Dirigido por Vincente Minnelli
Por Flávio Brun
Paris: nenhuma outra cidade no mundo seria tão adequada para servir de cenário para um filme visualmente estonteante, e foi a escolha perfeita para o grande musical de 1951 do diretor Vincente Minnelli. A cidade-luz esbanja charme, elegância e romantismo nessa belíssima produção, mesmo que a Paris usada esteja localizada nos estúdios da MGM.

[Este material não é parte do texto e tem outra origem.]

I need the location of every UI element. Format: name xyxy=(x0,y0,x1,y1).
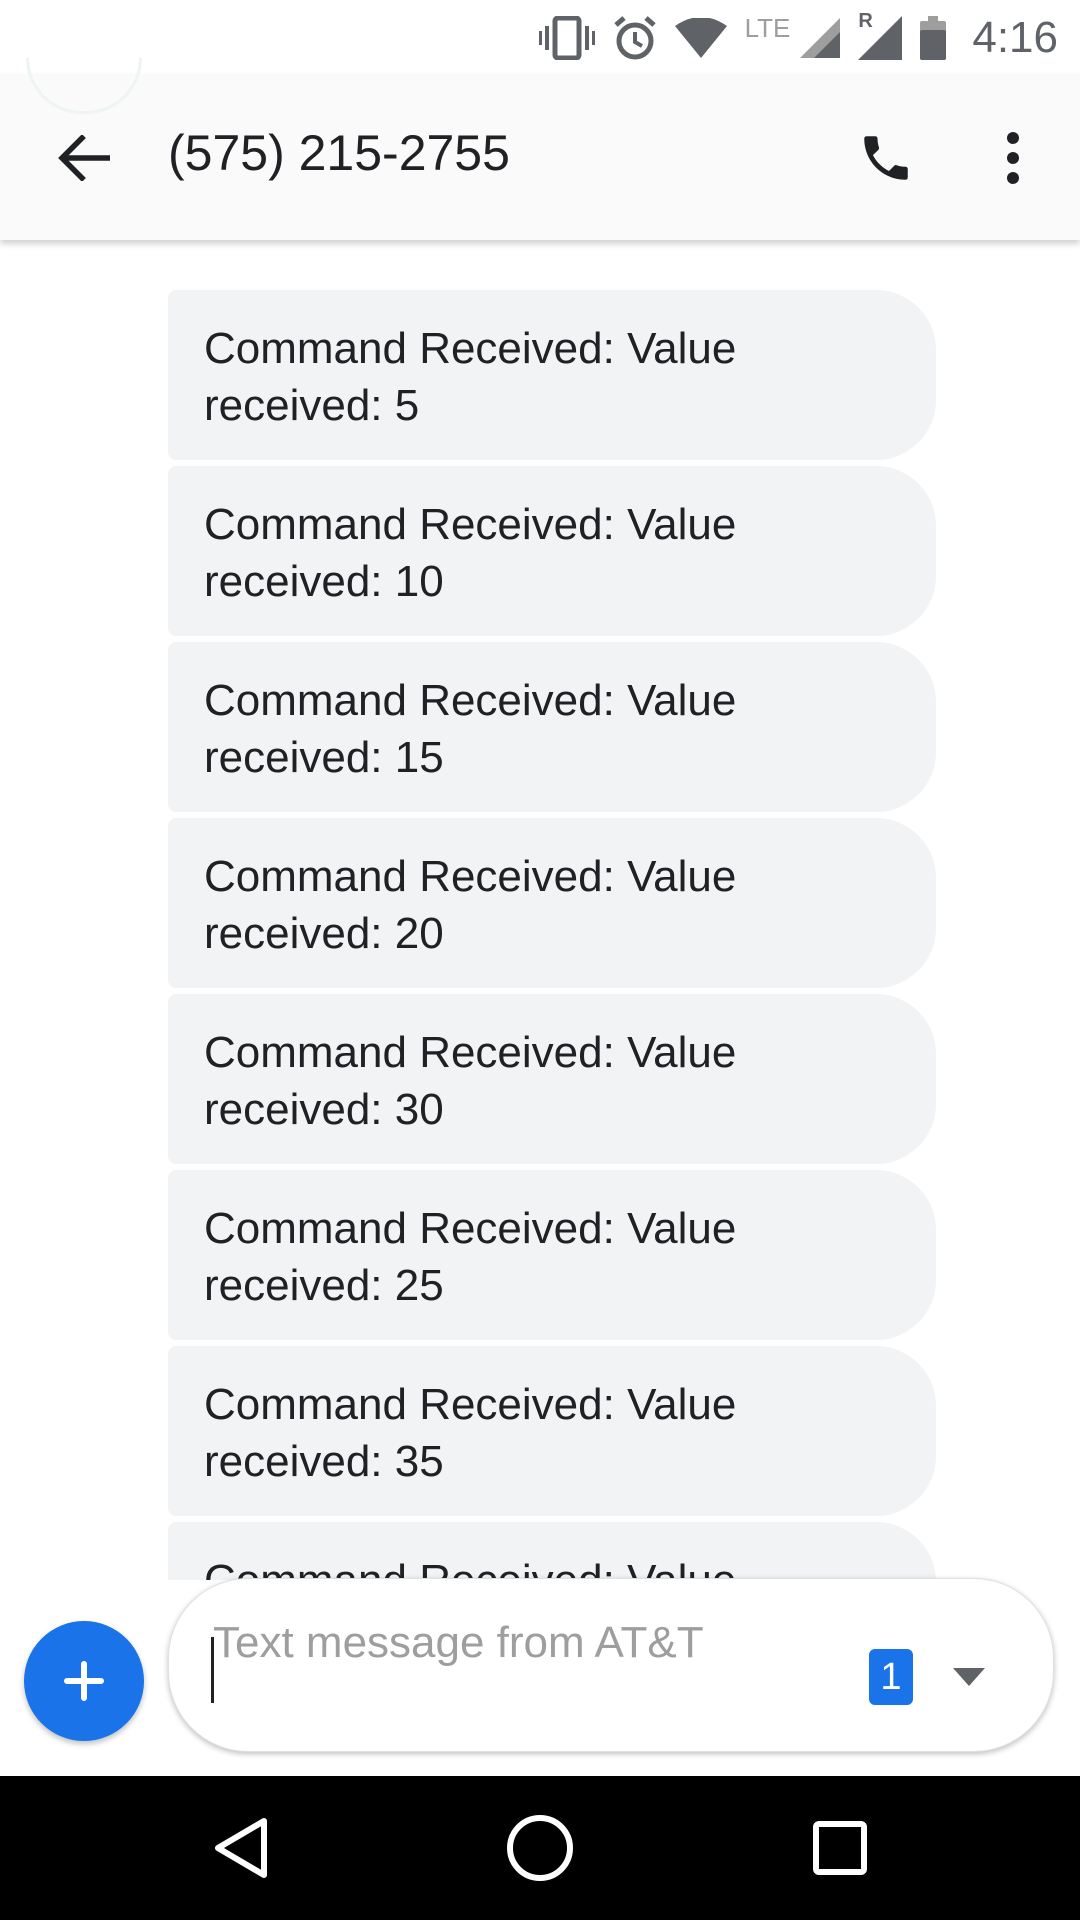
status-icons: LTE R 4:16 xyxy=(538,10,1058,66)
plus-icon xyxy=(64,1661,104,1701)
roaming-label: R xyxy=(858,10,873,32)
compose-bar: 1 xyxy=(168,1578,1054,1752)
message-bubble[interactable]: Command Received: Value received: 15 xyxy=(168,642,936,812)
message-list[interactable]: Command Received: Value received: 5 Comm… xyxy=(168,290,936,1580)
network-type-label: LTE xyxy=(744,12,791,43)
recents-square-icon xyxy=(813,1821,867,1875)
back-button[interactable] xyxy=(48,122,120,194)
nav-back-button[interactable] xyxy=(198,1806,282,1890)
attach-button[interactable] xyxy=(24,1621,144,1741)
arrow-back-icon xyxy=(58,135,110,181)
more-options-button[interactable] xyxy=(985,120,1041,196)
sim-dropdown-button[interactable] xyxy=(947,1657,991,1697)
vibrate-icon xyxy=(538,16,595,60)
wifi-icon xyxy=(674,18,727,58)
alarm-icon xyxy=(613,16,656,60)
caret-down-icon xyxy=(953,1668,985,1686)
more-vert-icon xyxy=(1007,132,1019,184)
message-bubble[interactable]: Command Received: Value received: 5 xyxy=(168,290,936,460)
battery-icon xyxy=(920,16,947,60)
signal-icon xyxy=(800,18,841,58)
home-circle-icon xyxy=(507,1815,573,1881)
message-bubble[interactable]: Command Received: Value received: 10 xyxy=(168,466,936,636)
text-cursor xyxy=(211,1637,214,1703)
phone-icon xyxy=(864,136,908,180)
message-bubble[interactable]: Command Received: Value received: 30 xyxy=(168,994,936,1164)
back-triangle-icon xyxy=(215,1818,267,1878)
message-bubble[interactable]: Command Received: Value xyxy=(168,1522,936,1580)
conversation-title: (575) 215-2755 xyxy=(168,125,510,181)
message-input[interactable] xyxy=(213,1615,773,1725)
message-bubble[interactable]: Command Received: Value received: 20 xyxy=(168,818,936,988)
roaming-signal: R xyxy=(858,10,903,60)
call-button[interactable] xyxy=(848,120,924,196)
status-time: 4:16 xyxy=(972,13,1058,62)
status-bar: LTE R 4:16 xyxy=(0,0,1080,74)
navigation-bar xyxy=(0,1776,1080,1920)
nav-recents-button[interactable] xyxy=(798,1806,882,1890)
nav-home-button[interactable] xyxy=(498,1806,582,1890)
message-bubble[interactable]: Command Received: Value received: 25 xyxy=(168,1170,936,1340)
app-bar: (575) 215-2755 xyxy=(0,74,1080,240)
message-bubble[interactable]: Command Received: Value received: 35 xyxy=(168,1346,936,1516)
sim-selector-badge[interactable]: 1 xyxy=(869,1649,913,1705)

A importância histórica de "Sinfonia de Paris" não pode ser ignorada. Apesar de simples, e por vezes até sem graça, ainda assim o filme foi responsável por uma revolução na forma de se fazer musicais na época. Em 1948, o filme inglês "Os sapatinhos vermelhos" inovou ao apresentar um balét de quinze minutos no meio da narrativa, e três anos mais tarde, "Sinfonia de Paris" incorporou a idéia de um grande número musical ao cinema estadunidense, ao pôr um espetáculo de dança grandioso (com dezesseis minutos!) como forma de encerramento do filme. A idéia deu tão certo que veio a ser usada em praticamente todos os musicais da década como, por exemplo, o fantástico "Broadway Mellody" de "Cantando na chuva", entre inúmeros outros.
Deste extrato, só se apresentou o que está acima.